Era una fredda sera d'inverno del 1902. Nelle contrade di Tirano tirava un vento gelido. L'abbondante nevicata aveva coperto tutto e i suoni erano attutiti dal candido manto , eppure una voce strozzata dalla paura si udiva per le strade.
La voce era quella del Tòn. Correva come pazzo per la contrade urlando: “Cristiani chiudetevi in casa , sbarrate porte e finestre e fatevi il segno della croce,u vedüü cun i mèe öcc 'l diàul. (ho visto con i miei occhi il diavolo). Povero vecchio Tòni, lui aveva visto il diavolo in persona! L'aveva guardato in faccia e ora gridava disperato per mettere al sicuro la gente nelle case.
La notte era calata nel terrore. Non si udiva più nessun suono, tutti erano in casa e nelle stalle a pregare. Quel grido straziante e monotono del vecchio Tòni aveva scosso gli animi; niente sembrava più come il giorno prima. Persino la fredda luna che splendeva chiara e tonda sopra i monti di Trivigno aveva il sorriso freddo di una zucca illuminata.
Gli vennero in mente le parole della vecchia madre. "Ricordati figlio, quando non sei sereno corri subito a confessarti, poiché solo Dio ti può dare serenità!". Di botto, prese il cappello e la mantellina, corse in parrocchia dove, con grande frastuono, svegliò Don Oreste. "Don Oreste dovete confessarmi, devo aver peccato perché questo poneriggio ho visto il diavolo" disse Tòni. Don Oreste fece il segno e disse: "Ti ascolto figliolo"
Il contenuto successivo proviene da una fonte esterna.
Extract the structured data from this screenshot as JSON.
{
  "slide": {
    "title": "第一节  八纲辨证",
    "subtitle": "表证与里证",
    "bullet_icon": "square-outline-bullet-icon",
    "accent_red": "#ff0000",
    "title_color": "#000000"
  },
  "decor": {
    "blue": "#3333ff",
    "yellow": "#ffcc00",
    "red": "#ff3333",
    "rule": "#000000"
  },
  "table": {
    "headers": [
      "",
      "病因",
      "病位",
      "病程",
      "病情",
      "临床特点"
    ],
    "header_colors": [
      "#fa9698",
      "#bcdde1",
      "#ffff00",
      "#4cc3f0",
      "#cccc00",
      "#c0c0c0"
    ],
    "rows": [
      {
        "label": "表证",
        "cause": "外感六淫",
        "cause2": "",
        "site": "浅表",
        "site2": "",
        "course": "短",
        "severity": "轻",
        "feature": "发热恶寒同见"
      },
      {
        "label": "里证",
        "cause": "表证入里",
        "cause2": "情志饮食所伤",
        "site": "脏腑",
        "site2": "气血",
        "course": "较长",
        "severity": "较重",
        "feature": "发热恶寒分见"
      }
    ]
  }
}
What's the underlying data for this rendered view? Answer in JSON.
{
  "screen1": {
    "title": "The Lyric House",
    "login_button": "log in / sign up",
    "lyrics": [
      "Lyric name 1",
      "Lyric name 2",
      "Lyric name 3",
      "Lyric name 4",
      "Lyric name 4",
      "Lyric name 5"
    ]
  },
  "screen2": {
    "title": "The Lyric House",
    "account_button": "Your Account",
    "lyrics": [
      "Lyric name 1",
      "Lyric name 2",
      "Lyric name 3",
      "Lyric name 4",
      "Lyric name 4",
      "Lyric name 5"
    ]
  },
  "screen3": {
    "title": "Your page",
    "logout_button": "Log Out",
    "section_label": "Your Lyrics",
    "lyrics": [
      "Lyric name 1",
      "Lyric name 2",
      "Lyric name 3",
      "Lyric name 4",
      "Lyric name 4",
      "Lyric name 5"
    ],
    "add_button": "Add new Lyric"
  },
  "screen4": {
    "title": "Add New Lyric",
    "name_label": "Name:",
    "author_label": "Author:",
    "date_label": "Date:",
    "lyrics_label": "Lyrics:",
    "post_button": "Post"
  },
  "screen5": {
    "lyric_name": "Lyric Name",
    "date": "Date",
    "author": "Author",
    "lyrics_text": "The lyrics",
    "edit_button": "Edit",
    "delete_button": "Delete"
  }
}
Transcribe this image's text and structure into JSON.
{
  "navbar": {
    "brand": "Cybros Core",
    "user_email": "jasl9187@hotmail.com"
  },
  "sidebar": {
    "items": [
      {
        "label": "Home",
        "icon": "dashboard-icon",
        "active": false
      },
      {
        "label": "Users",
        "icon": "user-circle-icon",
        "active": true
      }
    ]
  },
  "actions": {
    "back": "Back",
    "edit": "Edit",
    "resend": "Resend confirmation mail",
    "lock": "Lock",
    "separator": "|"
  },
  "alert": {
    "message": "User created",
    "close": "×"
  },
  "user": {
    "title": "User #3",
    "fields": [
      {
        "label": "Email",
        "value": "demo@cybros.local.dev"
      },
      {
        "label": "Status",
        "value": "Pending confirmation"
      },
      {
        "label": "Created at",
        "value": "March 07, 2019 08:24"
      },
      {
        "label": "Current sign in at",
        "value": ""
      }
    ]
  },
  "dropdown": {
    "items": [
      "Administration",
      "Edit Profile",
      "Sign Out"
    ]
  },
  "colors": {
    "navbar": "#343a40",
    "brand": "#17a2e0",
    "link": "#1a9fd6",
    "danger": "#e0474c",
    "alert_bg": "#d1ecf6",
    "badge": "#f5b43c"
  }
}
Tòni fece a sua volta il segno della croce, si buttò in ginocchio e disse: "U vedüü 'l diàul ilò al Pus’ciavìn, (ho visto il diavolo vicino al torrente Poschiavino) era l'imbrunire, stavo tornando a casa con il cavallo dal campo, quando giunto vicino al torrente Poschiavino ho sentito provenire da lontano un rumore strano. Era come il soffio di un mantice: Ho teso l'orecchio, il rumore si avvicinava sempre di più, sempre di più. Pfùff, pfùff, pfùff!!
Era laggiù nell'oscurità della valle, si muoveva lentamente verso Tirano come un gatto nero. Al posto delle gambe aveva grandi manovelle, al posto delle ginocchia aveva ruote, per naso aveva un tubo dove usciva fumo, al posto degli occhi aveva due lanterne. Era il diavolo incatenato poiché nel suo procedere diritto, lento e inesorabile batteva il passo con un botto metallico cupo e sordo che martellava il terreno circostante. Il suo respiro era forsennato come quello del mio cavallo quando ara il campo a Vulpéra e trova un ceppo.
Il diavolo ci è passato davanti mentre io e il mio cavallo ci siamo sdraiati a terra per ripararci dal fuoco e dal fumo. Don Oreste, non mi vergogno a dirlo, in quel momento a noi due è scappata senza preavviso, però, mentre il mio cavallo non portava i pantaloni , io me la sono tenuta addosso."
Don Oreste, pazientemente chiese a Tòni "Quel diavolo che tu dici, oltre a sbuffare fumo, sferragliare, forse fischiava ogni tanto mentre procedeva verso Tirano?". E Tòni " Proprio così, don Oreste, proprio così, voi reverendi conoscete bene il diavolo!!!". E don Oreste “Diavolo sarai tu Tòni che mi hai svegliato nel cuore della notte per aver visto il treno a vapore della F.A.V. arrivare a Tirano". "Ora Tòni, ti benedico e ti perdono, alzati e vattene a casa. Sappi caro Tòni che da oltre le cime delle montagne della tua Valle verranno altre diavolerie che toglieranno la tua beata tranquillità.” E così fu.
Caro Tòni ora tu sei in cielo, sappi che a Tirano quel diavolo che avevi visto sbuffare si è trasformato in un mostro potente e silenzioso. La nostra città è sfavillante di luci, ormai le candele le usiamo solo poche volte anche in chiesa. Carri e cavalli sono stati sostituiti da potenti automobili che sfrecciano nelle contrade. La beata tranquillità che tu avevi noi non l’abbiamo più, ma il Mondo è una ruota che gira e un domani sarà forse anche peggio.